Patrick Pearse and Ros Muc, Co. Galway

Micheál Ó Máille

Ros Muc

I’m Micheal O’Maille. I’m the principal of Scoil Bhriocáin, Gort Mor, Rosmuc. I am here really to talk about our school’s connection with Pádraic Pearse. Pádraic Mac Piarais first came to Rosmuc on the invitation of a predecessor of mine, Pádraic O’Conghaile, who was born in Glenamaddy in the 1860’s and who taught for thirty-seven years, I believe in Scoil Naisiunta, Gort Mor.

In 1903, Pádraic Mac Piarais attended the school, he travelled by train as far as Maam Cross and then the jaunting car in as far as An Gort Mor, he seemed to have enjoyed the place anyway and struck up a great friendship with O’Conghaile and he travelled back to visit O’Conghaile in Gort Mor for many years after that, til eventually he asked O’Conghaile about the purchase of land so he could build a cottage there, which he did, he bought the land from Johnnie Michel Grealish and that’s how the cottage was built and the land was purchased. He spent a lot of time coming to Rosmuc, in the intervening years, before his cottage was built, he stayed with O’Conghaile in the teachers’ residence in Gort Mor, that building is now Connemara Laboratory Solutions, it’s a business but it’s still on the same site.

He brought a lot of famous dignitaries, that are famous now, like the Plunketts, Liam Mellows and many, many more, his brother Wilie, they all travelled, Eoin Mac Neill, I believe was there as well.
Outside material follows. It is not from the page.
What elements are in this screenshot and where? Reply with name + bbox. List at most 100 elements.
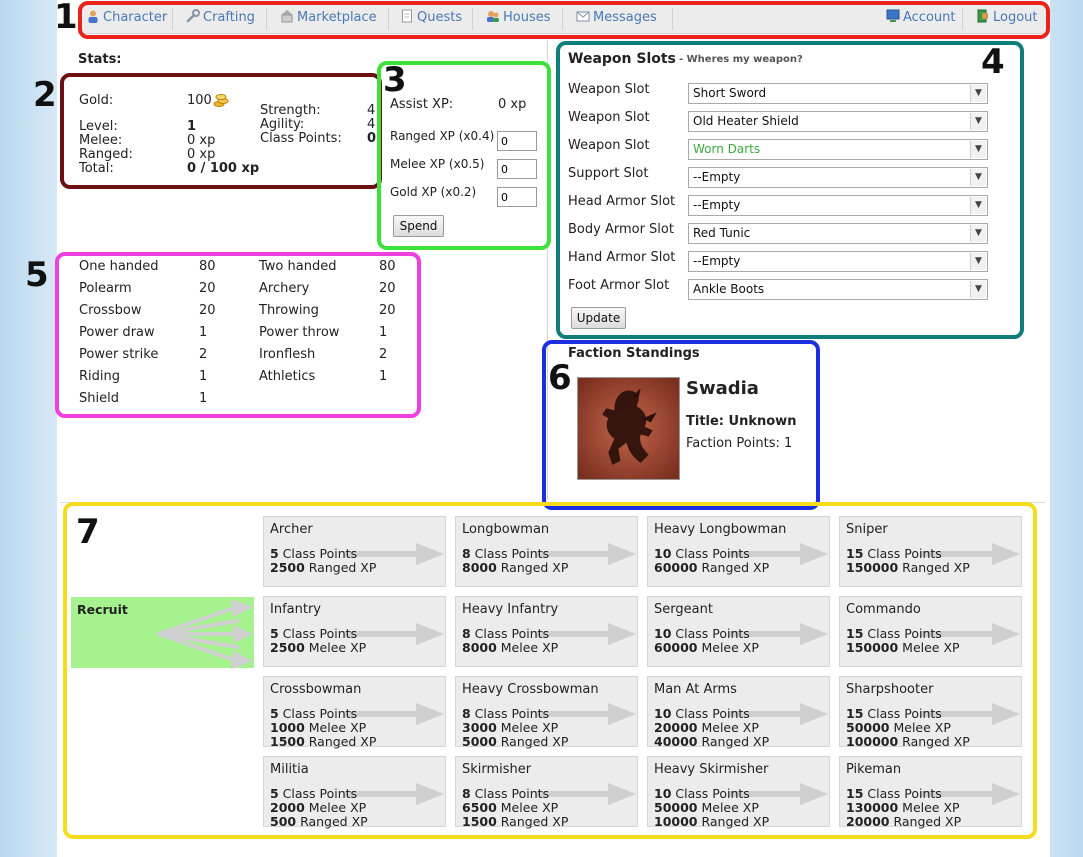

He was fluent enough in Irish when he came, he seems to have been a pacifist when he arrived and by the time he left he was definitely revolutionary. It’s been said that he wrote O’Donovan Rossa’s oration in Rosmuc.

O’Conghaile is a very interesting character, he is one of the forgotten heroes, I never heard of him until I started working in Scoil Briocain in 2003, but his name kept popping up, even the old people remember the teacher from Glenamaddy, he seemed to be highly taught of and highly respected. Noirín Ní Mannin gave an account on Raidió na Gaeltachta, she’s only four or five years dead, but she was in the school in 1921 when the Black and Tans came into the school, the same school that brought Pádraic Pearse to Rosmuc, looking for the same Mr. O’Conghaile, but minutes before they arrived O’Conghaile escaped through the window and vanished basically, and she gives a wonderful account of the Black and Tans coming in looking for him and being very cross and wearing camouflage gear and being very rude. After he got away, they found his house and burned it to the ground, the Black and Tans. And again, I was fascinated, why did they hate him so much and in my research, I found a piece, an article in the paper about how he sued the British State in later years and got £500.

We have opened a playground, beside the school and it’s going to be a community playground and we are going to name it ??? Pádraic O’Conghaile, because that is where he went, where the playground is now, is on a hill and that’s where he made his escape and we hope that future generations will regard him as number one; the person that brought Pádraic Pearse to Rosmuc and number 2; that would remember him in their thoughts, when they are thinking of that troubling time in our history.

Comments about this page

  • Padraic Ó Conghaile was my father’s uncle and our family is very proud to be related to him. We were brought up on the stories of those tumultuous years which changed the course of Irish history, particularly with regards to the cultural revolution.